Plaine du Var : la famille symbolique expulsée ce jeudi

Sur la plaine du Var, il y avait (car il faut maintenant employer le passé) une famille qui résistait depuis des mois à la voie des 40 m devant relier la ville de Nice à son grand stade, en vue de l’Euro 2016 qui se tiendra en juin. Avec son jardin et ses potagers partagés, la famille et son terrain, étaient devenus un symbole de la résistance à cette bétonisation de la plaine du Var et de la défense des terres agricoles.

Début janvier, le tribunal avait ordonné une expulsion pour le 20 janvier. Cependant, l’âge avancé des trois résidents – 85 et 87 ans, laissait à penser que ni le préfet ni les édiles politiques, ne souhaitaient un recours à la force à quelques mois de l’Euro 2016. Tout cela avait été repoussé au 18 février. Fin janvier, Gilles Zamolo, mandataire familial, expliquait que si la métropole avait bien proposé une maison située à proximité pour d’accueillir la famille Venturino-Carabalona – solution qui restait « la moins pire » – aucun document officiel n’avait été encore reçu « quant à l’acquisition ou l’unique proposition de relogement », et les derniers aménagements pour être en mesure d’accueillir ces personnes âges pas encore engagés. Et c’était toujours le cas début février : « La métropole n’a toujours pas tenu ses engagements », précisait alors Gilles Zamolo. La situation s’était compliquée avec Jeanne Venturino, hospitalisée dans un état grave pendant quelques jours en janvier.
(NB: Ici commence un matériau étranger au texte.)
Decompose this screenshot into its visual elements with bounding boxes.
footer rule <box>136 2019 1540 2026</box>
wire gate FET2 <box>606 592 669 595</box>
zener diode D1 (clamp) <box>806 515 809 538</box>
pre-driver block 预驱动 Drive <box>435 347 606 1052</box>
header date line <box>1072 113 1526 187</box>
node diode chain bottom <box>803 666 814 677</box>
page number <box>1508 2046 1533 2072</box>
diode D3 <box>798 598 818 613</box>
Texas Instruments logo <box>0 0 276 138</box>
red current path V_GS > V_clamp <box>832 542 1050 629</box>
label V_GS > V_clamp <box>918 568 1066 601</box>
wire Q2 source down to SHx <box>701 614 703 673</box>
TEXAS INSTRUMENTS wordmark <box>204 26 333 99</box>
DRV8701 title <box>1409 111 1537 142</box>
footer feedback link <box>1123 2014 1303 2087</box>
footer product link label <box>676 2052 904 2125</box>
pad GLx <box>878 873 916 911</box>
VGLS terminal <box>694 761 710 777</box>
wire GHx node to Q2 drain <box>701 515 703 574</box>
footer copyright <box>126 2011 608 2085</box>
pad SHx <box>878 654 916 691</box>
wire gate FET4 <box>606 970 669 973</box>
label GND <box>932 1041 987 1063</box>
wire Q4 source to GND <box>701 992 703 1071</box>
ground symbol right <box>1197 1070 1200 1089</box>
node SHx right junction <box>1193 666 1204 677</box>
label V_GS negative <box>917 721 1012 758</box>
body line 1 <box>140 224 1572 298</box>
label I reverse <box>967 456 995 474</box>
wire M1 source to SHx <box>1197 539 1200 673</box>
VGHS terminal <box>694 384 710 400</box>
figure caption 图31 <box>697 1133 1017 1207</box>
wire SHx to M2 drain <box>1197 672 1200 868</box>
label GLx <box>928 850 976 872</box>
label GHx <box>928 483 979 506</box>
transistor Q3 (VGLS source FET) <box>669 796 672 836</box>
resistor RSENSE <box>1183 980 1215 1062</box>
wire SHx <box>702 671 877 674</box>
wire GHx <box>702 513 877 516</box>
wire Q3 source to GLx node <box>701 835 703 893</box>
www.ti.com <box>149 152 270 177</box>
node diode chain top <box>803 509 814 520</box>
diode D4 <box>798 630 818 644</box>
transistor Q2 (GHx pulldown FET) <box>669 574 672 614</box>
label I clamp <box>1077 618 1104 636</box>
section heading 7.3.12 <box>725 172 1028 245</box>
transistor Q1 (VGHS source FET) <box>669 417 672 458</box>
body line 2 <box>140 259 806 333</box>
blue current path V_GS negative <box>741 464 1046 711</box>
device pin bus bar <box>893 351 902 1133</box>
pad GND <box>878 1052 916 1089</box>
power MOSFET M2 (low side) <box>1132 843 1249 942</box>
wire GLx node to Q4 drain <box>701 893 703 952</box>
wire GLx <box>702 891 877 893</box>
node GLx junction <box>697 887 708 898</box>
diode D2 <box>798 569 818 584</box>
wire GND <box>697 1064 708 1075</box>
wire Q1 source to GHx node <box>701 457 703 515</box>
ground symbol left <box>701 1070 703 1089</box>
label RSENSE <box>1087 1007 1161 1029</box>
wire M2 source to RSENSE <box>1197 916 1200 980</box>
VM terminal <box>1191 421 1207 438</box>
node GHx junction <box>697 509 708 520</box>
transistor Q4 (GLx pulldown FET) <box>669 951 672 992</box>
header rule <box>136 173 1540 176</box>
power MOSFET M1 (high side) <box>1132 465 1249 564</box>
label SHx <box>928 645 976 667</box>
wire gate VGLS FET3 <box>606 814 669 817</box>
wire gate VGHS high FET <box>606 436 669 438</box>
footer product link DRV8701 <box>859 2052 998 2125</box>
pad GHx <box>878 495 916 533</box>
Cependant, avec la reconnaissance d’utilité publique du projet, l’issue devenait inéluctable. Les représentants des familles espéraient trouver une porte de sortie qui protégerait au mieux la santé fragile et fragilisée par cette lutte, de ces trois octogénaires.

Finalement, les deux sœurs Jeanne et Marcelle et le mari de cette dernière, Pierre-Jean (atteint de la maladie d’Alzheimer) étaient présents quand, ce jeudi 25 février au matin, la police est venue les déloger. Ils ont été amenés à l’hôpital, l’endroit le plus sécurisant pour eux, pendant que les services de l’Etat muraient les fenêtres de leur bâtisse et que les pelleteuses pénétraient sur leur terrain. Prêts à faire disparaître ce dernier espace de résistance et ces citronniers encore vaillants.

Sur le chemin qui mène au stade, il n’y a pas une minute à perdre.

Par Renaud Chastel

Crédit Photo : Franck TERLIN

Commentaires

  1. Je n’ai pas de mots assez forts pour exprimer mon profond dégoût et mon mépris envers tous ceux qui ont coordonné cette opération depuis de nombreuses années. Je salue le courage de la famille Venturino et leur souhaite de se rétablir dans les meilleurs délais, si c’est possible avec ce coup de grâce. Ne baissons pas les bras face à la bétonisation de la plaine du Var ! Merci à tous ceux qui oeuvrent dans ce sens.